Der Bildbestand in der Bildsammlung des Staatsarchivs Bremen
Die Walter Cüppers gefertigte Aufnahmen zu den Luftangriffen wurden als Abzüge an die Innere Verwaltung geliefert und dort zu insgesamt fünf Alben formiert. Außerdem wurden 1942 bis 1944 Abzüge über die Innere Verwaltung und die Regierungskanzlei unmittelbar an das Staatsarchiv gegeben und dort gesammelt, ein Übersendungsvermerk von 1944 ist noch vorhanden.

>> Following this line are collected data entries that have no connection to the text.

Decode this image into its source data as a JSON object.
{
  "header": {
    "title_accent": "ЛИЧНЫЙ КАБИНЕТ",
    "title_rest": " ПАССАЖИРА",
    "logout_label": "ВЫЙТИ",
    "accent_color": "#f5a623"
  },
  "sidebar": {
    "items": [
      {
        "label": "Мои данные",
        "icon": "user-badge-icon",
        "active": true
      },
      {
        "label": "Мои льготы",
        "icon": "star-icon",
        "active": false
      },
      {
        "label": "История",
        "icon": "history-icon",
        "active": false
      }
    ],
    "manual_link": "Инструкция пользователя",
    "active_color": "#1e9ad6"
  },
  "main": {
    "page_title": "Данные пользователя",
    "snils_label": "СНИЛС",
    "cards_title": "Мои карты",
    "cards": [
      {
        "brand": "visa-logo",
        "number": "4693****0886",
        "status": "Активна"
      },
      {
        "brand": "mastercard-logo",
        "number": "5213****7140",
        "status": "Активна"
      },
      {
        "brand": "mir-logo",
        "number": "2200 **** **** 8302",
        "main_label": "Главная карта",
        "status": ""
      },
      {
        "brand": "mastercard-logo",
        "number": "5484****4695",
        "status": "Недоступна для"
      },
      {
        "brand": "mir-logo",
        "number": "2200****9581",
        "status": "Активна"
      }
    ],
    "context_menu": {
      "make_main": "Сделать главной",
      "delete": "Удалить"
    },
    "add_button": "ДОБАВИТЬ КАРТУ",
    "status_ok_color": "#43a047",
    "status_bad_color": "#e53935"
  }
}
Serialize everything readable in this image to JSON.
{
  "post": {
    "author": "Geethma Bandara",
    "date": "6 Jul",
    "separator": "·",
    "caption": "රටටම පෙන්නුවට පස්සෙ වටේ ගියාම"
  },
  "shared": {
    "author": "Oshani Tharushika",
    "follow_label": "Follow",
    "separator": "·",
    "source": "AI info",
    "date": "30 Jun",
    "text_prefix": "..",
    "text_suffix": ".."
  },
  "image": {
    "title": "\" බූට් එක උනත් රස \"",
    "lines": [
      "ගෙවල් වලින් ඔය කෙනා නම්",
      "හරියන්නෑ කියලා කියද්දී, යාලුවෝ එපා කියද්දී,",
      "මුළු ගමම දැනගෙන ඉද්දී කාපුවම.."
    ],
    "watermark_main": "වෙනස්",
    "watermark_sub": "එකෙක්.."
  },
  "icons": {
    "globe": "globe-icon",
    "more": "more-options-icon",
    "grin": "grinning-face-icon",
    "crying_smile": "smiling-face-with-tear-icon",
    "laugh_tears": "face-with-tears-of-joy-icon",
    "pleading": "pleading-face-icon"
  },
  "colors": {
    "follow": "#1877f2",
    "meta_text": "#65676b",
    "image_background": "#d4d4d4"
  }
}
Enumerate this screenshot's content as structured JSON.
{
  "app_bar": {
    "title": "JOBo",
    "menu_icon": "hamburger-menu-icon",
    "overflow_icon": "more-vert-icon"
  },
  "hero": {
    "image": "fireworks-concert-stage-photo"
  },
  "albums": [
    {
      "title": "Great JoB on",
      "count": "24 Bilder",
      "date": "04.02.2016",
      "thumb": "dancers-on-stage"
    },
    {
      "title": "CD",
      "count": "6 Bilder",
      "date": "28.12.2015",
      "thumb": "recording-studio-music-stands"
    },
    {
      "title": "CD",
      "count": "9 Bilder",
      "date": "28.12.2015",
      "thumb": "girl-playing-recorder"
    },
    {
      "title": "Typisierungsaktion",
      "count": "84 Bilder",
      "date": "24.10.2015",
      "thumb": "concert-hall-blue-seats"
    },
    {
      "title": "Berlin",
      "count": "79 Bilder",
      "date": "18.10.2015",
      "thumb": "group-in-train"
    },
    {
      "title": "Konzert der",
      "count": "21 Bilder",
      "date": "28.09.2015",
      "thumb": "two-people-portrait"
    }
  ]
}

Geschichte des Bestandsbildners: Im Jahr 1960 wurde im Zuge des Aufbaus der Bildkartei damit begonnen, die vorhandene alte Sammlung zu sichten und die vorhandenen Lücken zu schließen. Die Versuche, die bei Kriegsende von der britischen Militärregierung zur Auswertung nach London verbrachten Akten über die Luftangriffe nach Bremen zurückzuerhalten, hatten Erfolg, doch gingen die Fotoalben auf dem Versandweg verloren. Da sich herausstellte, dass auch bei Cüppers selbst noch Bildmaterial vorhanden war, wurde der Bestand im Staatsarchiv durch den Ankauf der bei Cüppers noch vorhandenen etwa 800 Aufnahmen aus der Zeit 1940 bis 1942 ergänzt: 1964 wurden 500 Negativplatten sowie 200 weitere Abzüge in die Bildsammlung übernommen. Zu diesem etwa 1965 im Staatsarchiv Bremen vorhanden Altbestand waren die von Cüppers selbst verfassten Beschriftungen in Listenform mitgeliefert worden. Im Lauf der folgenden Jahre wurden die Aufnahmen beim Aufbau der Bildkartei im Staatsarchiv Bremen einzeln in der Systematik abgelegt, die Beschriftungen übertragen und die Karteikarten alphabetisch abgelegt, meist mit der Adresse als Schlagwort. In einzelnen Fällen wurden Informationen zum Bildinhalt nachrecherchiert und in die Kartei eingearbeitet.
Die Fotos von Hans Köster gelangten 1969 zunächst als Depositum, nach Kösters Tod 1970 als Eigentum an das Staatsarchiv. Es handelte sich um 2264 Negative, von denen für die Bildkartei des Staatsarchivs Abzüge gefertigt wurden. Die Beschriftungen der Negativtaschen wurden für die Bildkartei des Staatsarchivs abgeschrieben.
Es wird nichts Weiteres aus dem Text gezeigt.